Ein junger, gutgelaunter Mann steht mir gegenüber und stellt sich als Robert vor. Nach kurzem Bericht, was es mit meiner Anwesenheit auf sich hat, wird ein neues Treffen vereinbart und schon ist er wieder weg.
Geschafft! Der erste Kontakt ist hergestellt.

Zweiter Besuch, etwa eine Woche später.
Eine aufgeschlossene, äußerst freundliche Atmosphäre durchströmte dieses Mal die Gänge der Mariannenstraße 9. Robert erzählte zunächst viele Geschichten über die Neustadt, um einen ersten Eindruck zu hinterlassen. Die Betonung lag dabei immer auf der Behaglichkeit, und in welch engem Geflecht er mit ihr verbunden ist.
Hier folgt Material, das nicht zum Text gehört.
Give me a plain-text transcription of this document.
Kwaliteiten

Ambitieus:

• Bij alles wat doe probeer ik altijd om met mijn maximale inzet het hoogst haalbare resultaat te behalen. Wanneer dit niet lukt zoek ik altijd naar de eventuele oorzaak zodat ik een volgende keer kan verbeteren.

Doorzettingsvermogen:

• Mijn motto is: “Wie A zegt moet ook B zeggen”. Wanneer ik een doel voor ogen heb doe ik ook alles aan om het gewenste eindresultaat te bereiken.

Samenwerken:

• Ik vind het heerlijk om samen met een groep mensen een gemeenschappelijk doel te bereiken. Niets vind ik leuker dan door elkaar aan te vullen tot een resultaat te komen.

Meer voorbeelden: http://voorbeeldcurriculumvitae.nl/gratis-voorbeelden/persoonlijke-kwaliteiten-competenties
Als gebürtiger Leipziger kennt er die Straßen und Häuser der verschiedenen Viertel der Stadt nahezu in- und auswendig. Für das studentische Leben stand für ihn und auch seinen Freund und jetzigen Mitbewohner Carsten von Anfang an fest, dass sie ihr Bleibe in einem Haus aus der Gründerzeit einrichten wollen. Auf der Suche nach einem passenden Objekt, klingelten die beiden unzählige Male an den Türen der alten zwar unsanierten, aber  durch ihren Charm so bestechenden Häuser und fragten die dortigen Mieter, ob sie im Haus mit unterkommen könnten. Nach etlichen vergeblichen Versuchen, fand sich doch etwas. Nicht hundertprozentig ihren Vorstellungen entsprechend, aber es passte. Als der Tag gekommen war, den Mietvertrag zu unterzeichnen, fuhr Robert kurz vorher mit seinem Rad die Mariannenstraße entlang. Ihm fiel sofort die Hausnummer 9 ins Auge. Kurz darauf gehörte die Wohnung im dritten Stock ihnen.
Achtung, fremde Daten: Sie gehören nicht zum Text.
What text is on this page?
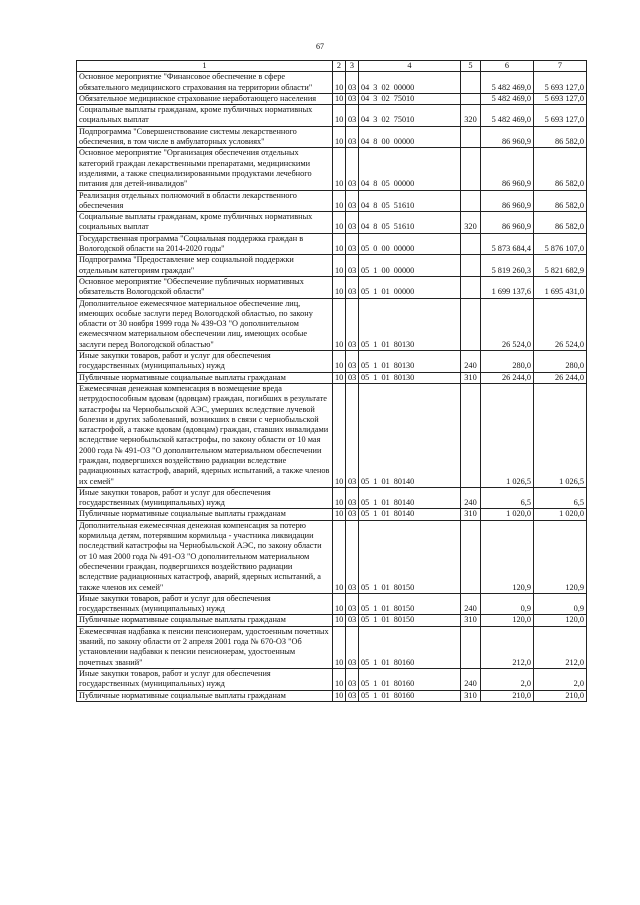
67
1	2	3	4	5	6	7
Основное мероприятие "Финансовое обеспечение в сфере обязательного медицинского страхования на территории области"	10	03	04  3  02  00000		5 482 469,0	5 693 127,0
Обязательное медицинское страхование неработающего населения	10	03	04  3  02  75010		5 482 469,0	5 693 127,0
Социальные выплаты гражданам, кроме публичных нормативных социальных выплат	10	03	04  3  02  75010	320	5 482 469,0	5 693 127,0
Подпрограмма "Совершенствование системы лекарственного обеспечения, в том числе в амбулаторных условиях"	10	03	04  8  00  00000		86 960,9	86 582,0
Основное мероприятие "Организация обеспечения отдельных категорий граждан лекарственными препаратами, медицинскими изделиями, а также специализированными продуктами лечебного питания для детей-инвалидов"	10	03	04  8  05  00000		86 960,9	86 582,0
Реализация отдельных полномочий в области лекарственного обеспечения	10	03	04  8  05  51610		86 960,9	86 582,0
Социальные выплаты гражданам, кроме публичных нормативных социальных выплат	10	03	04  8  05  51610	320	86 960,9	86 582,0
Государственная программа "Социальная поддержка граждан в Вологодской области на 2014-2020 годы"	10	03	05  0  00  00000		5 873 684,4	5 876 107,0
Подпрограмма "Предоставление мер социальной поддержки отдельным категориям граждан"	10	03	05  1  00  00000		5 819 260,3	5 821 682,9
Основное мероприятие "Обеспечение публичных нормативных обязательств Вологодской области"	10	03	05  1  01  00000		1 699 137,6	1 695 431,0
Дополнительное ежемесячное материальное обеспечение лиц, имеющих особые заслуги перед Вологодской областью, по закону области от 30 ноября 1999 года № 439-ОЗ "О дополнительном ежемесячном материальном обеспечении лиц, имеющих особые заслуги перед Вологодской областью"	10	03	05  1  01  80130		26 524,0	26 524,0
Иные закупки товаров, работ и услуг для обеспечения государственных (муниципальных) нужд	10	03	05  1  01  80130	240	280,0	280,0
Публичные нормативные социальные выплаты гражданам	10	03	05  1  01  80130	310	26 244,0	26 244,0
Ежемесячная денежная компенсация в возмещение вреда нетрудоспособным вдовам (вдовцам) граждан, погибших в результате катастрофы на Чернобыльской АЭС, умерших вследствие лучевой болезни и других заболеваний, возникших в связи с чернобыльской катастрофой, а также вдовам (вдовцам) граждан, ставших инвалидами вследствие чернобыльской катастрофы, по закону области от 10 мая 2000 года № 491-ОЗ "О дополнительном материальном обеспечении граждан, подвергшихся воздействию радиации вследствие радиационных катастроф, аварий, ядерных испытаний, а также членов их семей"	10	03	05  1  01  80140		1 026,5	1 026,5
Иные закупки товаров, работ и услуг для обеспечения государственных (муниципальных) нужд	10	03	05  1  01  80140	240	6,5	6,5
Публичные нормативные социальные выплаты гражданам	10	03	05  1  01  80140	310	1 020,0	1 020,0
Дополнительная ежемесячная денежная компенсация за потерю кормильца детям, потерявшим кормильца - участника ликвидации последствий катастрофы на Чернобыльской АЭС, по закону области от 10 мая 2000 года № 491-ОЗ "О дополнительном материальном обеспечении граждан, подвергшихся воздействию радиации вследствие радиационных катастроф, аварий, ядерных испытаний, а также членов их семей"	10	03	05  1  01  80150		120,9	120,9
Иные закупки товаров, работ и услуг для обеспечения государственных (муниципальных) нужд	10	03	05  1  01  80150	240	0,9	0,9
Публичные нормативные социальные выплаты гражданам	10	03	05  1  01  80150	310	120,0	120,0
Ежемесячная надбавка к пенсии пенсионерам, удостоенным почетных званий, по закону области от 2 апреля 2001 года № 670-ОЗ "Об установлении надбавки к пенсии пенсионерам, удостоенным почетных званий"	10	03	05  1  01  80160		212,0	212,0
Иные закупки товаров, работ и услуг для обеспечения государственных (муниципальных) нужд	10	03	05  1  01  80160	240	2,0	2,0
Публичные нормативные социальные выплаты гражданам	10	03	05  1  01  80160	310	210,0	210,0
Es war Winter und trotz -20° Celsius gab es viel zu tun. An allen Ecken und Enden musste tatkräftig angepackt werden. Aus dem „belagerten“ Haus wurden bis heute sieben Container voll Schutt und Müll abtransportiert. Die ehemaligen zwei Partein sind mittlerweile auf acht angewachsen – Alle samt Studenten. Sie haben es sich in den urgemütlichen Kachelofen-Zimmern mit Dielenboden und Stuckverkleidung häuslich gemacht.
Was an Mietkosten unglaublich gering gehalten wird, ist im Gegenzug von den Bewohnern zu kompensieren, doch ihr englischer Vermieter lässt ihnen dabei alle Freiheiten. Dadurch ist die gesamte Hausgemeinschaft eine einzige große WG. Jeder kennt jeden und jeder ist für jeden da – und genau das macht das Temperament der Neustadt aus.
Carsten ist in diesem Fall Anlaufstelle in punkto zweirädriger Fortbewegung. Im Laufe der zwei Jahre, in denen die Wohnung vom ihm bewohnt wird, hat er einen seiner beiden bewohnten Räume zu einer Fahrradwerkstatt umorganisiert. Sein Wohnzimmer! Ein Zimmer, das trotz herumliegender Schraubenschlüssel, Schmierflecken und unbrauchbaren Radkleinteilen, mit Liebe zum Detail umgestaltet wurde und nun eine unglaubliche Lebendigkeit ausströmt, sodass man in jedem Fall mit dem ersten Schritt des Betretens der Wohnung fasziniert ist.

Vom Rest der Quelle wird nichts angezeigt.